To initialize learnable parameters using the orthogonal initializer easily, you can define a custom function. The function `initializeUnitForgetGate`, takes as input the number of hidden units in the LSTM operation and returns the bias as a `dlarray` object with underlying type `'single'`.

```function bias = initializeUnitForgetGate(numHiddenUnits) bias = zeros(4*numHiddenUnits,1,'single'); idx = numHiddenUnits+1:2*numHiddenUnits; bias(idx) = 1; bias = dlarray(bias); end```

#### Example

Initialize the bias of an LSTM operation with 100 hidden units using the unit forget gate initializer.

```numHiddenUnits = 100; parameters.lstm.Bias = initializeUnitForgetGate(numHiddenUnits,'single');```

### Ones Initialization

To initialize learnable parameters with ones easily, you can define a custom function.
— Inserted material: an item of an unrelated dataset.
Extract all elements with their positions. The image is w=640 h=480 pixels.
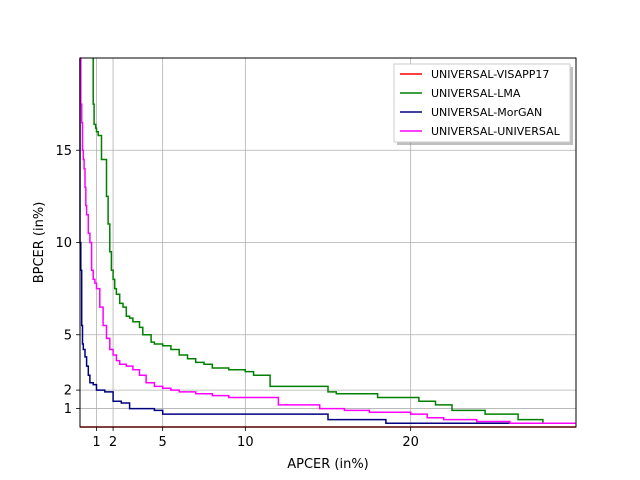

The function `initializeOnes`, takes as input the size of the learnable parameters `sz` and returns parameters as a `dlarray` object with underlying type `'single'`.

```function parameter = initializeOnes(sz) parameter = ones(sz,'single'); parameter = dlarray(weights); end```

#### Example

Initialize the scale for a batch normalization operation with 128 input channels with ones.

```numChannels = 128; sz = [numChannels 1]; parameters.bn.Scale = initializeOnes(sz);```

### Zeros Initialization

To initialize learnable parameters with zeros easily, you can define a custom function. The function `initializeZeros`, takes as input the size of the learnable parameters `sz` and returns parameters as a `dlarray` object with underlying type `'single'`.

```function parameter = initializeZeros(sz) parameter = zeros(sz,'single'); parameter = dlarray(weights); end```

#### Example

Initialize the offset for a batch normalization operation with 128 input channels with zeros.

```numChannels = 128; sz = [numChannels 1]; parameters.bn.Offset = initializeZeros(sz);```

## References

[1] Glorot, Xavier, and Yoshua Bengio. "Understanding the difficulty of training deep feedforward neural networks." In Proceedings of the thirteenth international conference on artificial intelligence and statistics, pp. 249-256. 2010.

[1] He, Kaiming, Xiangyu Zhang, Shaoqing Ren, and Jian Sun. "Delving deep into rectifiers: Surpassing human-level performance on imagenet classification." In Proceedings of the IEEE international conference on computer vision, pp. 1026-1034. 2015.